Gallon led the Wolverines last season with 49 catches for 829 yards, and also added four touchdowns. He is a vertical threat who can also work the slot, and he has great quickness. If Gallon can master a route tree, he could be a force as a slot receiver. He’s obviously not a big receiver, so working the slot is where he’s going to make his mark in the NFL. Lucky for him, the NFL is trending a bit toward smaller playmakers, and they are finding ways to get them involved. Gallon can contribute in the return department, and he can take some carries out of the backfield as well. Despite his height he is a great athlete capable of winning jump ball situations, as we saw against South Carolina. His explosiveness and athleticism will get him drafted as a potential slot receiver, and depending on what kind of reliability he shows as a pass catcher in 2013 with Devin Gardner at QB, he could be a very intriguing mid-round selection.

75 OT Michael Schofield (6’6″ 304 pounds, SENIOR)

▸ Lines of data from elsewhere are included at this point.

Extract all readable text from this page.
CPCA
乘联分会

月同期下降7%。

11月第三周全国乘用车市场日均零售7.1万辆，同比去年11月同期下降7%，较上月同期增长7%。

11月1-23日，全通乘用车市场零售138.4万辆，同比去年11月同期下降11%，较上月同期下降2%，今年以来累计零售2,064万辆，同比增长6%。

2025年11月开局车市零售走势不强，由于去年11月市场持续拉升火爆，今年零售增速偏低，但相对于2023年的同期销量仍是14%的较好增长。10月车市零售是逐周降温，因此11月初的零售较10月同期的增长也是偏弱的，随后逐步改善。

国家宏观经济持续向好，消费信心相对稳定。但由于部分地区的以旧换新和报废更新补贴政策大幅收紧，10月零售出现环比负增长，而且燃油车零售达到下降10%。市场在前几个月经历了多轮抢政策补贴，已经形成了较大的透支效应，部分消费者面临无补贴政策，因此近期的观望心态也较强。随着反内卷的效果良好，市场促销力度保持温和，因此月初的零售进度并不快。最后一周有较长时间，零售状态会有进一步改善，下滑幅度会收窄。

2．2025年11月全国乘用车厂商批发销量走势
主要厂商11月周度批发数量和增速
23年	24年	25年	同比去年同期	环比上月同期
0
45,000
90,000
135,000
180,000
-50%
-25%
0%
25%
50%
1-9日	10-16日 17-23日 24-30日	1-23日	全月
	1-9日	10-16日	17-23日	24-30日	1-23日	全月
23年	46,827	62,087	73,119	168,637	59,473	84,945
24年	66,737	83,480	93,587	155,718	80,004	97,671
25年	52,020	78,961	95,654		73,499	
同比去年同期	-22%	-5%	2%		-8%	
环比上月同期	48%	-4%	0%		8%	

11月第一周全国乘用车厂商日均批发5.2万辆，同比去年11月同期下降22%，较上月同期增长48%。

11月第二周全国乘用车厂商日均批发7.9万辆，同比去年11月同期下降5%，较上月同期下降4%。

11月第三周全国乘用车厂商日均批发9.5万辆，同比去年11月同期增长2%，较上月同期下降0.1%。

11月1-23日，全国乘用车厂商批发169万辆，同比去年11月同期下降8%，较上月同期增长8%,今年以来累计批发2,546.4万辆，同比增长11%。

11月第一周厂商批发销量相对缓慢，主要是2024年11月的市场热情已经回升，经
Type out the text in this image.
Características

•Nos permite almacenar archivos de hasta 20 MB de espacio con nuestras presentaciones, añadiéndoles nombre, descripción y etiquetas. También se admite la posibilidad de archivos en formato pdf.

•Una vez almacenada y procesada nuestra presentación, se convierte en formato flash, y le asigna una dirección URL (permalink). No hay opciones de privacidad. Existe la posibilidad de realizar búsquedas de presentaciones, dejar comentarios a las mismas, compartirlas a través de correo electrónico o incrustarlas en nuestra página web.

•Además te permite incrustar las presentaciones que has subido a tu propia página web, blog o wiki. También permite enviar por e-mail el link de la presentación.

Lost a little bit in the hype of Taylor Lewan last year was the performance of right tackle Michael Schofield. Schofield is a solid prospect in his own right who started 13 games as a junior and has started 23 games in his career leading into his senior season. He’s not as much of an athletic freak as Lewan, but he has great fundamentals and has the look of a starting tackle in the NFL. He is nimble enough on his feet to be a starter at right or left tackle, and he has a great build for the position. Plays with a chip on his shoulder too. An agile OL prospect, Schofield could emerge in his senior season as one of the top at his position in the nation.

30 SS Thomas Gordon (5’11″ 208 pounds, SENIOR)

One of the most experienced defenders on Michigan’s roster and certainly one of the most productive. The returning leading tackler with Jake Ryan out indefinitely, Gordon has the ability to be an NFL safety, but he needs more consistency. He had 81 tackles, four tackles for loss, and two interceptions last season. He has started 27 games heading into his senior season and has pretty good size for the position. He’s not an overly aggressive safety and will make some plays that leave you scratching your head, but he’s also had some flashes of greatness. Gordon can play both safety positions and also contribute on special teams.

28 RB Fitzgerald Toussaint (5’11″ 200 pounds, SENIOR)

Toussaint had a season ending injury in November last year against Iowa, AND he has had off-field trouble with a DUI. His injury history and now off-field issues are really going to make it tough for Toussaint to get drafted by a team, unless he has a big senior season. He rushed for over 1,000 yards as a sophomore in 2011, but was held to just over 500 yards last season before he got injured. Toussaint has pretty good speed and vision, but his grade right now is pretty incomplete. He may have NFL potential, but it’s going to take a big senior year to quiet the doubters.